1958 Cenevre KBBS savaş gemilerine uygulanacak kuralların ticari amaçla kullanılmayan diğer devlet gemilerine de uygulanacağını öngörür.

Ticari amaçla kullanılan devlet gemileri:
Devlete ait olan gemi denizde kazanç teminine tahsis edilmişse veya böyle bir amaca tahsis edilmediği halde fiilen denizde kazanç elde etmede kullanılıyorsa ticaret gemisi sayılır.
1958 Cenevre KBBS ticari amaçla kullanılan devlet gemilerinin ticaret gemilerinin hukuki rejimine tabi olacağını öngörür.
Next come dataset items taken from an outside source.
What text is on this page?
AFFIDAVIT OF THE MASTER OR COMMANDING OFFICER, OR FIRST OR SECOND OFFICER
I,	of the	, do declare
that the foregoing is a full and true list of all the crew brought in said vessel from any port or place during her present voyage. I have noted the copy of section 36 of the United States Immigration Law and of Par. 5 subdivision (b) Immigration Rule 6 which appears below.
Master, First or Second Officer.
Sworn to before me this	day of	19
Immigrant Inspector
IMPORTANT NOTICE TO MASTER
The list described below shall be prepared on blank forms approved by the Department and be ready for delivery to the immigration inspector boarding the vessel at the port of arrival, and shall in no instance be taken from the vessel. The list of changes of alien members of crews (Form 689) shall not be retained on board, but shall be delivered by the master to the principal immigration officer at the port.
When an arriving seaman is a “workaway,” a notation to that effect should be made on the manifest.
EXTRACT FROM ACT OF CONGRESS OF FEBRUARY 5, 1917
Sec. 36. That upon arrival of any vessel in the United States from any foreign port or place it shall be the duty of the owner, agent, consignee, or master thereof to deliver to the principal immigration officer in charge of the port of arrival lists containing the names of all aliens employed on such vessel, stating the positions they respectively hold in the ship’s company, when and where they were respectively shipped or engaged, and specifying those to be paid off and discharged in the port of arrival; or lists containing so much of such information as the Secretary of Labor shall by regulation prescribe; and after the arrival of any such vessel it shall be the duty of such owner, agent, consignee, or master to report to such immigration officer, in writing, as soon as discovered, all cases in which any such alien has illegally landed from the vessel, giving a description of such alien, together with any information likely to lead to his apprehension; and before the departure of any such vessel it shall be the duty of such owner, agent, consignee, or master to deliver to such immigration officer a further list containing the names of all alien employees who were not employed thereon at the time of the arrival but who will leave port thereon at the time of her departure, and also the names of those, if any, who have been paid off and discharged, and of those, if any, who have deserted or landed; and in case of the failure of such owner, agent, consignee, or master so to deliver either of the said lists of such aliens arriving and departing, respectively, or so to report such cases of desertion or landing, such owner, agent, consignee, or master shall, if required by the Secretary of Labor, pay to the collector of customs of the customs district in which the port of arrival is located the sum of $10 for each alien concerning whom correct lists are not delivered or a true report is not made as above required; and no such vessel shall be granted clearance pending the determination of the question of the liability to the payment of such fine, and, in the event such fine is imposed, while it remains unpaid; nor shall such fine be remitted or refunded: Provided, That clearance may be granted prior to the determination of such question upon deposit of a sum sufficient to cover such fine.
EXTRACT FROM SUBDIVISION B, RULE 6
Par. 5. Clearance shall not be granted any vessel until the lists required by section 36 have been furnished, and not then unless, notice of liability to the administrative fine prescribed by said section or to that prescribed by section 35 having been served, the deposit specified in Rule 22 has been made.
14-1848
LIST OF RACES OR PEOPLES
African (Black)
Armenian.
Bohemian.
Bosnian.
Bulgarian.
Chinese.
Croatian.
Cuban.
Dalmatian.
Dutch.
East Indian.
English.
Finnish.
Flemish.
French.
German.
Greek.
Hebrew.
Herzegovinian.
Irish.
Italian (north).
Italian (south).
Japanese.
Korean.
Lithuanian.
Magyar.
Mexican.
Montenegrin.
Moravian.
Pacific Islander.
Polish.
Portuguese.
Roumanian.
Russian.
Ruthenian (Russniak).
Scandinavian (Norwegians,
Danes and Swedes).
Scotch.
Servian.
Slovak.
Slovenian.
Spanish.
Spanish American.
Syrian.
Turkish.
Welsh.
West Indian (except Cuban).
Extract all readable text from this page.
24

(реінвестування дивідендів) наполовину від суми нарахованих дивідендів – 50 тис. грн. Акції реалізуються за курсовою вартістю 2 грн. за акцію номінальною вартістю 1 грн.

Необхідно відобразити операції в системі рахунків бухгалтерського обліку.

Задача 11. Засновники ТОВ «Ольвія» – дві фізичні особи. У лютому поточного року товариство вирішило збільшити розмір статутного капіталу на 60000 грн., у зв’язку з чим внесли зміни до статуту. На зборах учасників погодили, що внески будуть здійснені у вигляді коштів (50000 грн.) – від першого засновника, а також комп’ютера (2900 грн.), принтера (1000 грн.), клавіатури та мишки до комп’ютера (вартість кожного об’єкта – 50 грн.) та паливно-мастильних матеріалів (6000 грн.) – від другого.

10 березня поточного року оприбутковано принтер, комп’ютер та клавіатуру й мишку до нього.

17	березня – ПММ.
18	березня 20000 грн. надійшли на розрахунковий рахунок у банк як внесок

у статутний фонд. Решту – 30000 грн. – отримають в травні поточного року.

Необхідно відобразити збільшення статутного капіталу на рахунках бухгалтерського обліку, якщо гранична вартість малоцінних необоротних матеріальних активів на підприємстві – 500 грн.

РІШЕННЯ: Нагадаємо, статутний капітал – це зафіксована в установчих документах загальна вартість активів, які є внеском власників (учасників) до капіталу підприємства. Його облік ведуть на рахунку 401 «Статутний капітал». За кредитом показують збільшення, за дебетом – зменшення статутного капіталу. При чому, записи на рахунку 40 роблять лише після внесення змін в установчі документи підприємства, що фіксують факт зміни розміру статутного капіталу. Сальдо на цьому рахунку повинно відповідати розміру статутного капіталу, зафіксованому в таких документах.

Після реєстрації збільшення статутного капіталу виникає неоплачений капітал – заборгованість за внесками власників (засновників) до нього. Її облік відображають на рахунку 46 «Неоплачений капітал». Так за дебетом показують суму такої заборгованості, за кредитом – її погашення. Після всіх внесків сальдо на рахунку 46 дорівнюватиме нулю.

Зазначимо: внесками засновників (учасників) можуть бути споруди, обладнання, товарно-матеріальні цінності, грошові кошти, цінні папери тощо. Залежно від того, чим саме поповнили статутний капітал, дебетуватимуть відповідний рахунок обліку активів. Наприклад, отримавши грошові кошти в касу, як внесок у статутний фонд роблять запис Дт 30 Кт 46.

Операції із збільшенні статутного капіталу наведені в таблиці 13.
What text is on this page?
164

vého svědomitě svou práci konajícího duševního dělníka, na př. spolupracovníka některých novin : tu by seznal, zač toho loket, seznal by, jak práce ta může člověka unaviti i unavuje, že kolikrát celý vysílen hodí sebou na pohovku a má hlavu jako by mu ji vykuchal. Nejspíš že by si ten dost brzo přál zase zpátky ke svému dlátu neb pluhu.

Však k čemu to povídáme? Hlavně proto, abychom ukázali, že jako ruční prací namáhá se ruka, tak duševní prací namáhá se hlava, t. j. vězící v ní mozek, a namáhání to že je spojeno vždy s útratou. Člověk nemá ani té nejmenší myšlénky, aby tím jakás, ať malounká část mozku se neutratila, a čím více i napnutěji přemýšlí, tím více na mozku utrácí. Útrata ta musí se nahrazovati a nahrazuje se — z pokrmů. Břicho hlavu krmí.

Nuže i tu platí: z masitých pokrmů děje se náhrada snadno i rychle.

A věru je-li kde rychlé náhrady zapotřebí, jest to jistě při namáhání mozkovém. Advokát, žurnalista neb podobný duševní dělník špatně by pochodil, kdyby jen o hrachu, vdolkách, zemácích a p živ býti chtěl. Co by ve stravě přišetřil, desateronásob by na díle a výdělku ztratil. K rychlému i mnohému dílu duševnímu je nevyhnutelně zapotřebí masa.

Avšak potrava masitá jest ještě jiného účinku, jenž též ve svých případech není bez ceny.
Bu düzenleme ticari amaçla kullanılan devlet gemileri üzerinde yargı yetkisinin kullanılmasını sağlayan ve dokunulmazlık ilkesini geçersiz kılan bir düzenlemedir.
1982 BMDH Sözleşmesinde de ticari amaçla kullanılan devlet gemileri yargı yetkisinin kullanılması açısından ticaret gemilerinin tabi olduğu kurallara açık bir şekilde tabi kılınmıştır.
Her iki deniz hukuku sözleşmesinde de ticari amaçla kullanılan devlet gemilerinin hukuki rejiminin ticaret gemileri ile aynı şekilde düzenlenmesi gemilere uygulanacak hukuk kurallarında geminin tahsis edildiği amacın ölçü alındığını gösteriyor.